Although Geh no longer insists that his friends buy the ingredients and clean up after the meal, he still runs a tight ship in his kitchen, which spans the length of his home in Dempsey and is lined with windows for better ventilation.
“When you are pan-searing half a dozen steaks at a time, you need that,” jokes Geh, who hosts dinner parties of up to 10 guests about thrice a month. The menu changes according to his whims, but one dish that is always a hit is his signature roast pork belly.
“I’ve been experimenting on how to get a perfect crackling skin for years,” says Geh.
“What works best is cooking the pork at a low temperature in the oven for three hours, then cranking up the heat for the last half hour.” If the skin is still not crunchy, Geh turns to plan B: Deconstruct the dish. This is a lesson he learnt the hard way a few years back, when the middle of the pork belly sank in while he was preparing it for a party.
“I removed the skin and put a Mexican-inspired green salsa on the meat,” says Geh, who then garnished the pork chunks with fragments of skin that had turned out crispy, and added sides of roasted corn.
“It worked like a charm to cover my mistake, and the guests were none the wiser,” he says.
INGREDIENTS: Green chillies, garlic, cilantro and fresh mint, salt, green chilli padi, lime, a purple onion, small bunch of spring onions, ripe tomatoes, garlic powder, a 2kg slab of Australian or Canadian pork belly (ask the butcher to score the skin).
01 Rub salt onto the pork belly and into the slits of the scored skin. Sprinkle garlic powder all over and leave, half-covered, in the fridge overnight.
02 Remove from fridge. Wait a couple of hours, then roast in oven at 140 deg C for three hours.
03 Increase heat to 220 deg C for the last 30 to 40 minutes.
04 Blend green chillies, garlic, cilantro, mint and lime. Add chopped onions and tomatoes.
05 Remove pork belly from oven and let it cool. Separate the skin, chop up the meat and massage it with green chilli salsa.
06 Arrange skin on top and garnish with roast corn and cilantro.
DESSERT: CHEESE & SWEETS
Making a dessert of baked camembert with fruit is a way for Edwin Soon to serve the best of both worlds. “I always had guests who couldn’t decide between cheese and fruit for dessert, and I had got to a point where I didn’t want to make both after a heavy meal with wines,” says the oenologist, who hosts dinner parties in his home every month.
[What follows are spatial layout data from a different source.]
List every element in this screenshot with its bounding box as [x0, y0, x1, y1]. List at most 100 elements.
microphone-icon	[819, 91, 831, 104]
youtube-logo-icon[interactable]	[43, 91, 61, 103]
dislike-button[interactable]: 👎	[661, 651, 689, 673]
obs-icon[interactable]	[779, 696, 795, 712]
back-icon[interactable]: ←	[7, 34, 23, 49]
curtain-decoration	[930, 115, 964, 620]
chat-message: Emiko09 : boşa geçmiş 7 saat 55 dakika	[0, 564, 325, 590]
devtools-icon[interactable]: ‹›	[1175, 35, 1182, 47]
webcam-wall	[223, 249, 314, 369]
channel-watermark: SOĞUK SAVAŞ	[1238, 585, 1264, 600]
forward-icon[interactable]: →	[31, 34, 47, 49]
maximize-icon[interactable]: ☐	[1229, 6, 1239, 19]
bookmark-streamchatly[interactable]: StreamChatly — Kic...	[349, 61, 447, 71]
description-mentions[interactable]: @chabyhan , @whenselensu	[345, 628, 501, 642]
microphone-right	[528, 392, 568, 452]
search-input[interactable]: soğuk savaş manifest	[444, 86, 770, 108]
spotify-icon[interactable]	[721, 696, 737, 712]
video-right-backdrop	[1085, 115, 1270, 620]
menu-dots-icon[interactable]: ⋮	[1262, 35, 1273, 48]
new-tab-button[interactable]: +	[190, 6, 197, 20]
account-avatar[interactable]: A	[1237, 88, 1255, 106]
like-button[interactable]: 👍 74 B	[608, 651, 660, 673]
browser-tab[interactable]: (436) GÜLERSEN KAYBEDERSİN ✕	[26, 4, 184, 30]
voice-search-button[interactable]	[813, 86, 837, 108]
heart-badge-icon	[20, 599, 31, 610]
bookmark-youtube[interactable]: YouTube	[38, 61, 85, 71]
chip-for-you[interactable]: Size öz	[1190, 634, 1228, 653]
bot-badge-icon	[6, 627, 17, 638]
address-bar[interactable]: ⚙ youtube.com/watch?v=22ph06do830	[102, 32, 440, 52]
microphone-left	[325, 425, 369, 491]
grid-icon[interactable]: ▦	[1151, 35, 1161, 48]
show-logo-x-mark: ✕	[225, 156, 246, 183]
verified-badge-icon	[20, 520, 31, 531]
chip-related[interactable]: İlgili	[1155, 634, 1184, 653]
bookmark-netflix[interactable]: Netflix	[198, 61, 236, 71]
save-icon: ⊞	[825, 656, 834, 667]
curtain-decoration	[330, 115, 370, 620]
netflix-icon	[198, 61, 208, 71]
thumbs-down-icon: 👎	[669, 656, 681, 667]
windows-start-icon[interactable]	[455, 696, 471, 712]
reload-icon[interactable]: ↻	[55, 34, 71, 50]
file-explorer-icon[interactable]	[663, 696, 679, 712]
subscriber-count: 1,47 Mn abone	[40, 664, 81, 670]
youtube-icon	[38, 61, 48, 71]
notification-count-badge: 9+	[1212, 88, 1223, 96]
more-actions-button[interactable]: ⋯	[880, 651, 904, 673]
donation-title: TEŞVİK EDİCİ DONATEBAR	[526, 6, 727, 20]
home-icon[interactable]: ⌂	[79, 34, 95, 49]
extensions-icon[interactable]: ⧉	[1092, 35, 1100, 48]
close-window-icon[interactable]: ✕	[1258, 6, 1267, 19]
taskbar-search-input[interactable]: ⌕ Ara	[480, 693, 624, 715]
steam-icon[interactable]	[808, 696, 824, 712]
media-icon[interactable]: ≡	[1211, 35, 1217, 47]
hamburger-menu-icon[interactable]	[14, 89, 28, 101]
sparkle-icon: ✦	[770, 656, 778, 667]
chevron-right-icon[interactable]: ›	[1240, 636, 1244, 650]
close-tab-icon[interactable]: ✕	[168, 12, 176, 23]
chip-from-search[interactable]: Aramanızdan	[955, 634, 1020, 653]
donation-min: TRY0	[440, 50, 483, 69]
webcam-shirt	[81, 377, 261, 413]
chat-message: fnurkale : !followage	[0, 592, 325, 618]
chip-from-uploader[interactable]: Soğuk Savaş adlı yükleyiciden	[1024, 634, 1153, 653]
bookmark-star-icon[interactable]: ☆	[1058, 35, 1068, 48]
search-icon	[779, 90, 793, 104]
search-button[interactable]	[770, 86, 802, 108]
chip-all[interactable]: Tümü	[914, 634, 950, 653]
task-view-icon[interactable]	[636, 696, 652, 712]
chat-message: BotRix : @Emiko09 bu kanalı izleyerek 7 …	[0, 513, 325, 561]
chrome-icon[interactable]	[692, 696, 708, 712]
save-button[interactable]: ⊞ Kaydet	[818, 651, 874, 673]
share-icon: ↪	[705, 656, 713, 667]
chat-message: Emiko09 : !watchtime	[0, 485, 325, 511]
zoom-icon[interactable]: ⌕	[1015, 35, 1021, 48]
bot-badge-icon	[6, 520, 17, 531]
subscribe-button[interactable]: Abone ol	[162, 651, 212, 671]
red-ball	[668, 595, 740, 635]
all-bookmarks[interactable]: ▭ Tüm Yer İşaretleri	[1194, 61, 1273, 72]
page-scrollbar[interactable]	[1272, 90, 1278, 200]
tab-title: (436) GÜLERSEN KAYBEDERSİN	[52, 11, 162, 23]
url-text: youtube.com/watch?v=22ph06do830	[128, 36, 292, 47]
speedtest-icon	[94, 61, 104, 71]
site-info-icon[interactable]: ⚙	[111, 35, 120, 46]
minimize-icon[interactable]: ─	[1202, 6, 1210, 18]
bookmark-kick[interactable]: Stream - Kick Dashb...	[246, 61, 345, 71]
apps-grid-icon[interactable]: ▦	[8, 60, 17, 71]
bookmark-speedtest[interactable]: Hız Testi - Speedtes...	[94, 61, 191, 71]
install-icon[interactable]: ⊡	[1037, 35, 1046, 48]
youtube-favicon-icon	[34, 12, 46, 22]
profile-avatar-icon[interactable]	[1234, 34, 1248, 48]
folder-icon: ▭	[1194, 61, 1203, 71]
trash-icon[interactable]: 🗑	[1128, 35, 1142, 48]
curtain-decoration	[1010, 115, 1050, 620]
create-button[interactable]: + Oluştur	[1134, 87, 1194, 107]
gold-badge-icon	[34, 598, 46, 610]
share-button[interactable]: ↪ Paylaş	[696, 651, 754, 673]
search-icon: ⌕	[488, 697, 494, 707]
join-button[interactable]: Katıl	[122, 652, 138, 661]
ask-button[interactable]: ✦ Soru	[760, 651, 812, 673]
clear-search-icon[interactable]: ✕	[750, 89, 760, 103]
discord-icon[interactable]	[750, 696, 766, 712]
Soon is a published wine consultant and also heads the panel of experts for the annual wine awards held by The Peak Selections: Gourmet and Travel.
Coming across a recipe that combined the two solved his dilemma. “The baked cheese even goes well with the leftover wines from dinner,” says the 56-year-old.
The recipe may be simple, but the flavours produced are complex. Crunchiness from the nuts, sweetness from the honey, and acidity from the fruit lend different flavours and textures.
There is also room to be creative, great for times when your larder is sparse. “For something sweet, you can easily substitute honey with maple syrup or make your own sugar solution; and if you run out of nuts, use sesame seeds in a pinch,” says Soon.
n fact, Soon prefers the cheese to overcook in the oven. “There’s no need to worry about burning this dish, because the cheese just becomes super soft and creamy,” says Soon, who sprinkles dried fruit and nuts on the round when that happens, and pours syrup over it before torching the whole concoction.
He adds: “It actually looks more beautiful overcooked, to be honest.”
INGREDIENTS: Petit Camembert de Normandie, macadamia nuts, chopped pineapple, nutmegs, brown sugar, maple syrup.
01 Heat oven to 200 deg C.
02 Mix macadamia nuts, brown sugar, nutmeg and maple syrup together until it forms a thick paste.
03 Unwrap the cheese from the packaging, slice the crust from top and place the cheese back in its box.
04 Spoon the thick paste over the cheese and bake for about 20 minutes.
05 Garnish with some mint or lime zest.